We told our separate but corroborative tales, how we had been knocked over by the shock and missed White in the confusion. White was queer in the head, I explained; and it was possible that having been further unbalanced by the collision he wandered away, not knowing where he was going. The commandant, ready to clutch at anything that might save his official knuckles from a rapping, affected to take the suggestion seriously, and embodied it in his report. He affected to hope that White would recover memory and senses, and return of his own free will.

Later that evening the commandant, after telephonic communication with the Ministry of War, ordered all the British prisoners to prepare for a journey into Anatolia on the following day. With Fulton and Stone, who returned from their visit to the optician without having had a chance to escape, I conferred on how we could get clear in the short time left to us.
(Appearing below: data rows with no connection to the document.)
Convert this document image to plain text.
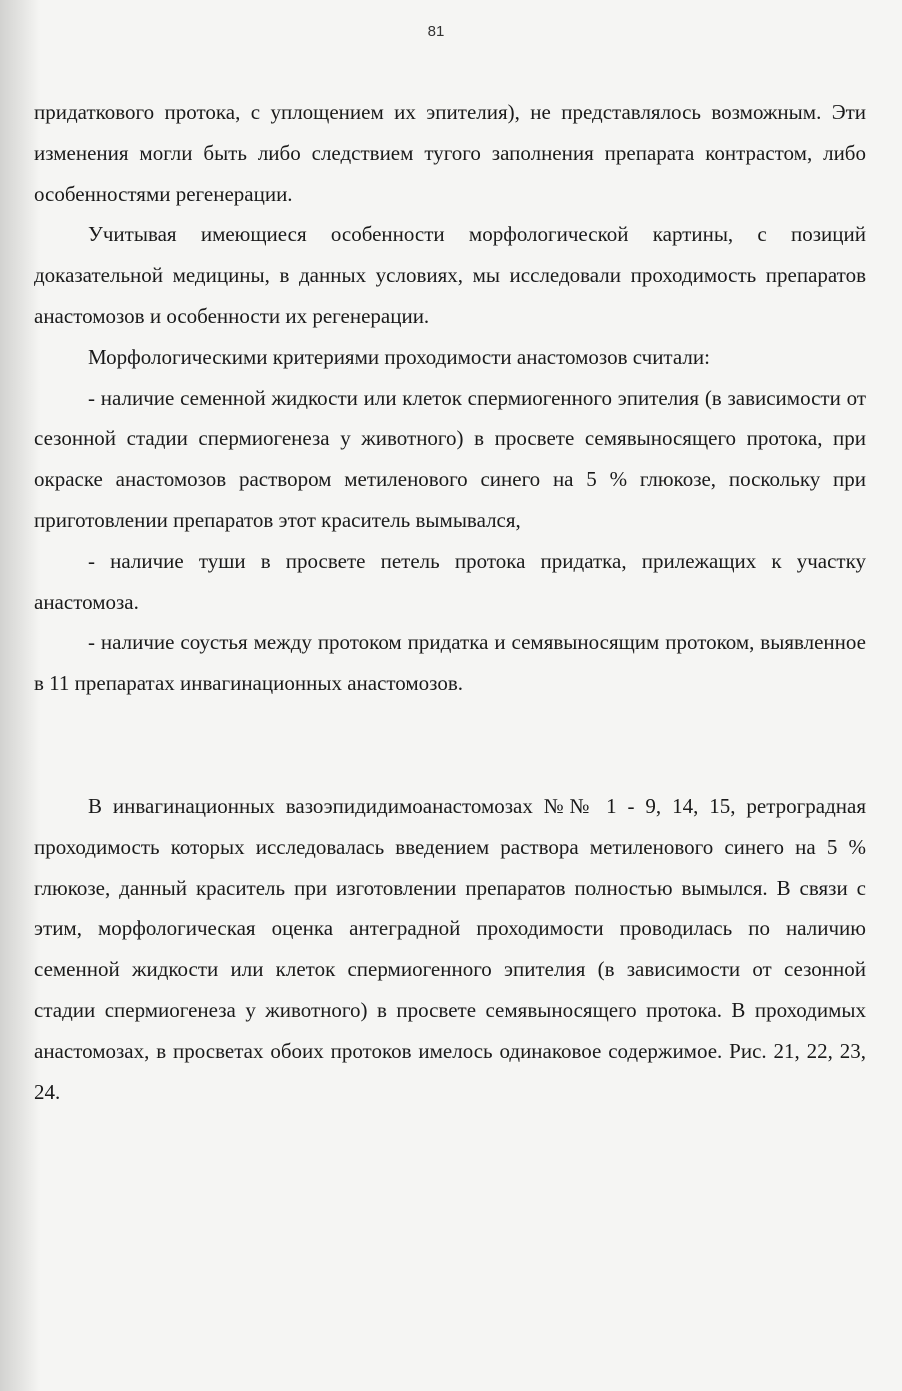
81

придаткового протока, с уплощением их эпителия), не представлялось возможным. Эти изменения могли быть либо следствием тугого заполнения препарата контрастом, либо особенностями регенерации.

Учитывая имеющиеся особенности морфологической картины, с позиций доказательной медицины, в данных условиях, мы исследовали проходимость препаратов анастомозов и особенности их регенерации.

Морфологическими критериями проходимости анастомозов считали:

- наличие семенной жидкости или клеток спермиогенного эпителия (в зависимости от сезонной стадии спермиогенеза у животного) в просвете семявыносящего протока, при окраске анастомозов раствором метиленового синего на 5 % глюкозе, поскольку при приготовлении препаратов этот краситель вымывался,

- наличие туши в просвете петель протока придатка, прилежащих к участку анастомоза.

- наличие соустья между протоком придатка и семявыносящим протоком, выявленное в 11 препаратах инвагинационных анастомозов.

В инвагинационных вазоэпидидимоанастомозах №№ 1 - 9, 14, 15, ретроградная проходимость которых исследовалась введением раствора метиленового синего на 5 % глюкозе, данный краситель при изготовлении препаратов полностью вымылся. В связи с этим, морфологическая оценка антеградной проходимости проводилась по наличию семенной жидкости или клеток спермиогенного эпителия (в зависимости от сезонной стадии спермиогенеза у животного) в просвете семявыносящего протока. В проходимых анастомозах, в просветах обоих протоков имелось одинаковое содержимое. Рис. 21, 22, 23, 24.
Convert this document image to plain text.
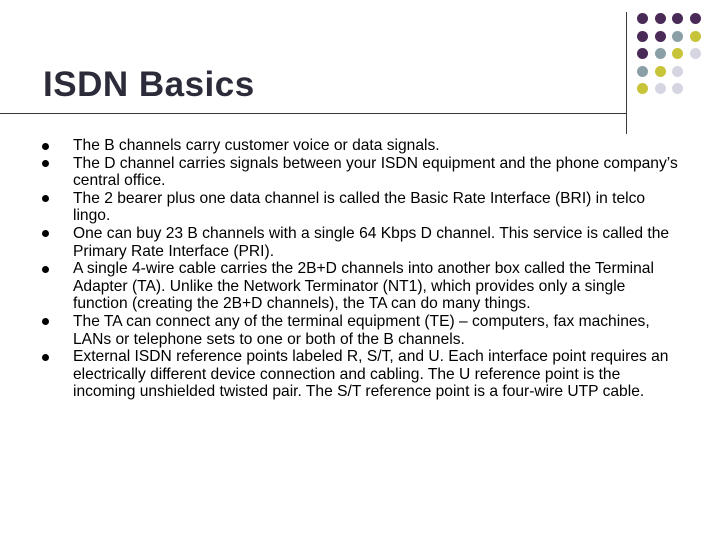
ISDN Basics
The B channels carry customer voice or data signals.
The D channel carries signals between your ISDN equipment and the phone company’s central office.
The 2 bearer plus one data channel is called the Basic Rate Interface (BRI) in telco lingo.
One can buy 23 B channels with a single 64 Kbps D channel. This service is called the Primary Rate Interface (PRI).
A single 4-wire cable carries the 2B+D channels into another box called the Terminal Adapter (TA). Unlike the Network Terminator (NT1), which provides only a single function (creating the 2B+D channels), the TA can do many things.
The TA can connect any of the terminal equipment (TE) – computers, fax machines, LANs or telephone sets to one or both of the B channels.
External ISDN reference points labeled R, S/T, and U. Each interface point requires an electrically different device connection and cabling. The U reference point is the incoming unshielded twisted pair. The S/T reference point is a four-wire UTP cable.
Fulton and Stone planned to leave the prison-house during the night, but I decided to wait until morning. They wanted to leave Constantinople for San Stefano, whereas I wanted to remain in the city; and if I escaped before dawn I should have nowhere to spend the night hours, and so lay myself open to the curiosity of gendarmes. In any case, I was uncertain whether or not my parole, given to the guards, ought to extend till midnight.

The three of us occupied the same bedroom. A small window from the adjoining lavatory opened on to a drainpipe. It was decided that Fulton should climb up this pipe to the roof, until he was firmly established on the gutter. Stone would hand him a rope and their boots, and then himself climb the drainpipe. They would crawl along a succession of roofs, keeping in the shadow, until they reached the top of a house about fifty yards distant, which overlooked a side street outside the camp sentries' range of vision. Having fastened the rope to a chimney or to some other stable object, they could let themselves down to the road when it was conveniently deserted, with the boots slung round their necks. They planned to tramp the fifteen miles to San Stefano during the night, leaving Constantinople via the gate at Yedi-kuli.